Mistake 4: Set-and-forget.
Re-run the analysis monthly or whenever you publish significant new content. New pages create new linking opportunities that won’t be captured by old recommendations.
Mistake 5: Not validating recommendations.
BERT-generated recommendations are suggestions, not commands. Review the top recommendations manually to ensure they make sense. Semantic similarity isn’t perfect — occasionally unrelated pages get high scores due to shared vocabulary.
How Does NLP-Powered Internal Linking Help with GEO?

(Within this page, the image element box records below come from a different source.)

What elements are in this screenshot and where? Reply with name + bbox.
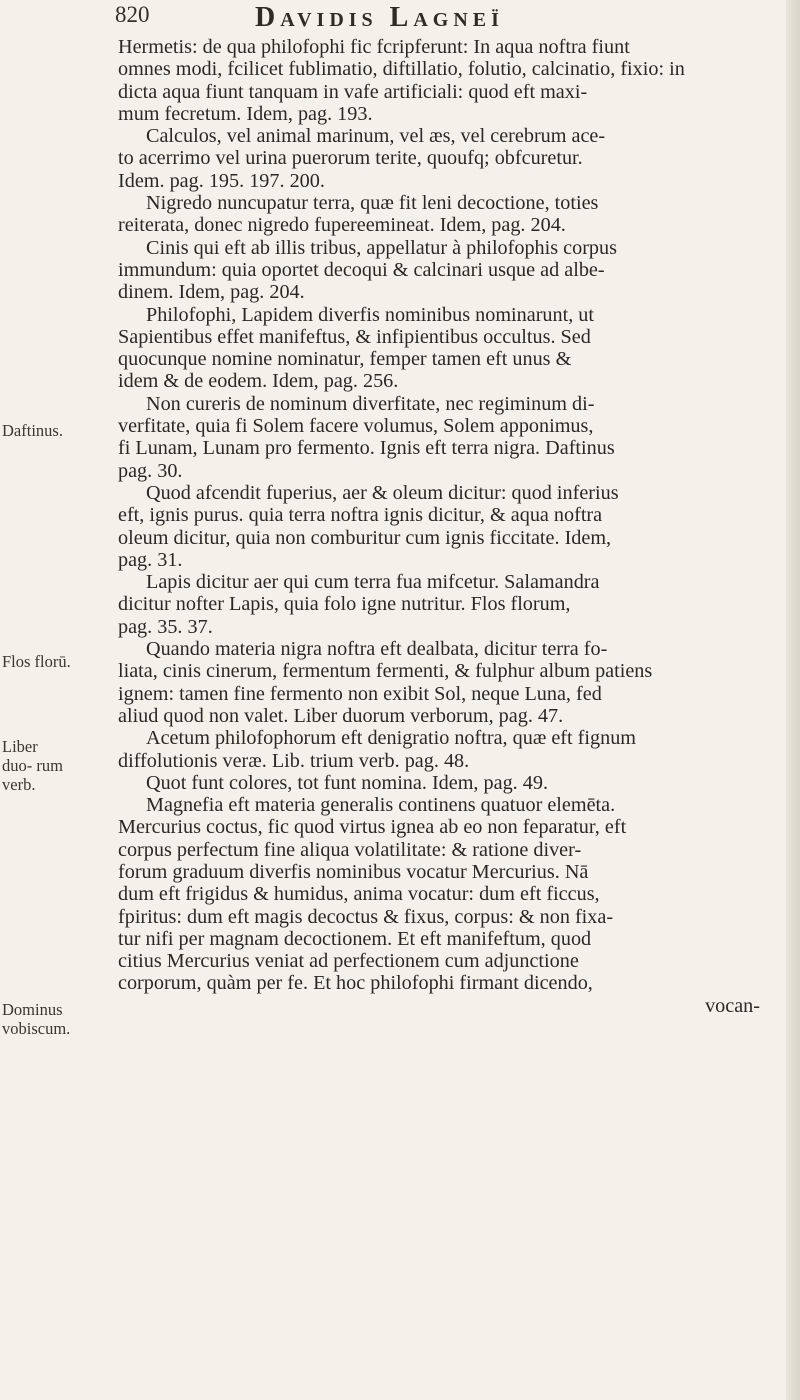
running-title: Davidis Lagneï: [255, 2, 504, 33]
text-line: tur nifi per magnam decoctionem. Et eft manifeftum, quod: [118, 927, 592, 950]
text-line: Nigredo nuncupatur terra, quæ fit leni decoctione, toties: [146, 192, 599, 215]
text-line: Cinis qui eft ab illis tribus, appellatur à philofophis corpus: [146, 236, 617, 259]
text-line: Mercurius coctus, fic quod virtus ignea ab eo non feparatur, eft: [118, 816, 627, 839]
text-line: mum fecretum. Idem, pag. 193.: [118, 102, 373, 125]
text-line: Quando materia nigra noftra eft dealbata, dicitur terra fo-: [146, 638, 608, 661]
text-line: corpus perfectum fine aliqua volatilitate: & ratione diver-: [118, 838, 582, 861]
text-line: pag. 30.: [118, 459, 183, 482]
text-line: oleum dicitur, quia non comburitur cum ignis ficcitate. Idem,: [118, 526, 612, 549]
margin-note-liber-duorum: Liber duo- rum verb.: [2, 737, 63, 794]
text-line: citius Mercurius veniat ad perfectionem cum adjunctione: [118, 950, 579, 973]
text-line: Lapis dicitur aer qui cum terra fua mifcetur. Salamandra: [146, 571, 600, 594]
text-line: diffolutionis veræ. Lib. trium verb. pag. 48.: [118, 749, 470, 772]
text-line: Hermetis: de qua philofophi fic fcripferunt: In aqua noftra fiunt: [118, 36, 630, 58]
page-number: 820: [115, 2, 150, 27]
margin-note-flos-florum: Flos florū.: [2, 652, 71, 671]
text-line: pag. 31.: [118, 548, 183, 571]
text-line: ignem: tamen fine fermento non exibit Sol, neque Luna, fed: [118, 682, 602, 705]
page-edge: [786, 0, 800, 1400]
text-line: liata, cinis cinerum, fermentum fermenti, & fulphur album patiens: [118, 660, 653, 683]
text-line: reiterata, donec nigredo fupereemineat. Idem, pag. 204.: [118, 214, 566, 237]
text-line: Sapientibus effet manifeftus, & infipientibus occultus. Sed: [118, 325, 591, 348]
text-line: fi Lunam, Lunam pro fermento. Ignis eft terra nigra. Daftinus: [118, 437, 615, 460]
text-line: Calculos, vel animal marinum, vel æs, vel cerebrum ace-: [146, 125, 606, 148]
text-line: forum graduum diverfis nominibus vocatur Mercurius. Nā: [118, 860, 589, 883]
body-text: [118, 36, 788, 1017]
text-line: Acetum philofophorum eft denigratio noftra, quæ eft fignum: [146, 727, 636, 750]
text-line: dicta aqua fiunt tanquam in vafe artificiali: quod eft maxi-: [118, 80, 588, 103]
text-line: aliud quod non valet. Liber duorum verborum, pag. 47.: [118, 704, 564, 727]
text-line: immundum: quia oportet decoqui & calcinari usque ad albe-: [118, 258, 605, 281]
text-line: pag. 35. 37.: [118, 615, 213, 638]
text-line: Non cureris de nominum diverfitate, nec regiminum di-: [146, 392, 595, 415]
text-line: Magnefia eft materia generalis continens quatuor elemēta.: [146, 794, 616, 817]
text-line: quocunque nomine nominatur, femper tamen eft unus &: [118, 348, 572, 371]
text-line: verfitate, quia fi Solem facere volumus, Solem apponimus,: [118, 415, 594, 438]
text-line: corporum, quàm per fe. Et hoc philofophi firmant dicendo,: [118, 972, 593, 995]
text-line: to acerrimo vel urina puerorum terite, quoufq; obfcuretur.: [118, 147, 583, 170]
text-line: fpiritus: dum eft magis decoctus & fixus, corpus: & non fixa-: [118, 905, 614, 928]
text-line: Quod afcendit fuperius, aer & oleum dicitur: quod inferius: [146, 481, 619, 504]
text-line: omnes modi, fcilicet fublimatio, diftillatio, folutio, calcinatio, fixio: in: [118, 58, 685, 81]
text-line: dum eft frigidus & humidus, anima vocatur: dum eft ficcus,: [118, 883, 600, 906]
text-line: idem & de eodem. Idem, pag. 256.: [118, 370, 399, 393]
text-line: eft, ignis purus. quia terra noftra ignis dicitur, & aqua noftra: [118, 504, 603, 527]
catchword: vocan-: [705, 994, 760, 1017]
text-line: dicitur nofter Lapis, quia folo igne nutritur. Flos florum,: [118, 593, 571, 616]
text-line: Idem. pag. 195. 197. 200.: [118, 169, 325, 192]
margin-note-dominus: Dominus vobiscum.: [2, 1000, 71, 1038]
text-line: Philofophi, Lapidem diverfis nominibus nominarunt, ut: [146, 303, 595, 326]
text-line: dinem. Idem, pag. 204.: [118, 281, 305, 304]
margin-note-dastinus: Daftinus.: [2, 421, 63, 440]
text-line: Quot funt colores, tot funt nomina. Idem, pag. 49.: [146, 771, 548, 794]
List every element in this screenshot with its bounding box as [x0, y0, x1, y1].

AI search engines evaluate topical authority partly through content interconnection. When AI systems see that your site has 30 pages about “CRM software” — all linking to each other with relevant anchor text — they recognize deeper expertise than a site with 30 isolated CRM articles. (We explore this further in Why Every Page Needs an FAQ Section for GEO.)
Topical cluster strength:
BERT-based linking naturally creates topical clusters. Pages about related subtopics link to each other, forming dense subgraphs within your site structure. These clusters signal to AI engines: “This site covers this topic comprehensively.”
Entity relationship mapping:
Internal links communicate entity relationships. When your “CRM pricing” page links to your “CRM comparison” page with anchor text “compare CRM platforms,” you’re telling AI engines that these entities are related. This relationship mapping helps AI engines build a more complete picture of your content ecosystem. This relates closely to what we cover in Future of Search: What to Expect in 2026-2027.
Citation chain building:
When AI engines cite one of your pages, they often explore linked pages for additional context. Strong internal linking means an AI citation on one page can lead to the AI system discovering and potentially citing other pages on your site. It’s a compounding effect — one citation leads to exploration that leads to more citations.
BERT-powered internal linking transforms this from a manual, inconsistent effort into a systematic, data-driven practice. The result is a site structure that both search engines and AI systems can navigate efficiently, building compounding topical authority over time.